The payments form part of fresh revelations about the last days of the business when Carillion’s chairman mounted a last-gasp bid for a Government bail-out.
In a letter sent to the Cabinet Office seeking funding, chairman Philip Green warned the company would fall into destructive insolvency while a day before a dozen advisers and consultants were paid out.
In the letter Green states: “If HM Government determines in the near term not to support Carillion, that will lead very rapidly into what is likely be a very disorderly and value destructive insolvency process, with no real ability to manage the widespread loss of employment, operational continuity, the impact on our customers and suppliers, or (in the extreme) the physical safety of Carillion employees and the members of the public they serve.
“Any attempt to manage this process will come with enormous cost to HM Government, far exceeding the costs of continued funding for the
business.”
The letter adds: “It will not be a bailout, and there can be no basis for saying that Carillion – or its shareholders or management – is being rewarded for failure or for past mistakes.”
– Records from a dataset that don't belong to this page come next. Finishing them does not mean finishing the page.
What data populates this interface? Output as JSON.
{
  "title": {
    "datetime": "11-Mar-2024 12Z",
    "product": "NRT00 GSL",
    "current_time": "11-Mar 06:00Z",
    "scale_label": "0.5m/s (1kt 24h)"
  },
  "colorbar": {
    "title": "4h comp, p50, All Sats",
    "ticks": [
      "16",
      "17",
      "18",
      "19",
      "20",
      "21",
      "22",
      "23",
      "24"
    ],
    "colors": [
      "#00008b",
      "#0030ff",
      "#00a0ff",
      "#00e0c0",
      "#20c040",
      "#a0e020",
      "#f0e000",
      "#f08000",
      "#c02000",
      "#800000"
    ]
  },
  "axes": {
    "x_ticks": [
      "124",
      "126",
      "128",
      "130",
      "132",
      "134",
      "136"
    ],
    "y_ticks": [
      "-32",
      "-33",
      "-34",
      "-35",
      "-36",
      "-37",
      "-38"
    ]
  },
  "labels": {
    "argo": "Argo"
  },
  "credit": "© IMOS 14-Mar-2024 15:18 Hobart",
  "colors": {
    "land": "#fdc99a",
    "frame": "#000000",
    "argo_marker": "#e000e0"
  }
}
Green said: “The previous senior management team have all exited the business” and argued “the key beneficiaries of a restructuring will be our employees”.
The Government refused the emergency loan at a meeting with Green on Sunday and Carillion was forced into liquidation the next day.
Chairs of the joint committee probe have blasted the letter as a ransom note and dubbed the restructuring exercise a gravy train for consultants.
Rachel Reeves, Chair of the Business, Energy and Industrial Strategy Committee said: “This 11th hour ransom note lays bare the cynical leadership of the Carillion board. Directors’ management ensured that the costs of failure would be picked up by the taxpayer – either from a bail-out or footing the bill for a desperate clean-up operation.
“Expensive advisers still pocketed millions while workers risked losing jobs and long-suffering suppliers faced financial ruin.”
Frank Field, chair of the Work and Pensions Committe, said: “With the company teetering on the abyss, Mr Green had the cheek to try and get the Government to surrender another £160m of taxpayers’ money. I am not surprised the Government took with a pinch of salt his assurances that all would be reimbursed once he had unscrambled the eggs.
“The most troubling element of this letter is its demands for an immediate £10m from taxpayers, the very next day after Carillion shelled out £6.4m to its illustrious advisers, including the EY restructuring gravy train and half the law firms in the City of London. The smaller suppliers that are the lifeblood of the British economy of course got no such treatment.”
Previously the committee had reported around £3.1m was paid out just before Carillion’s collapse, but fresh information from the Official Receiver shows that the firm paid out over twice that much, at £6.4m, to a series of advisers.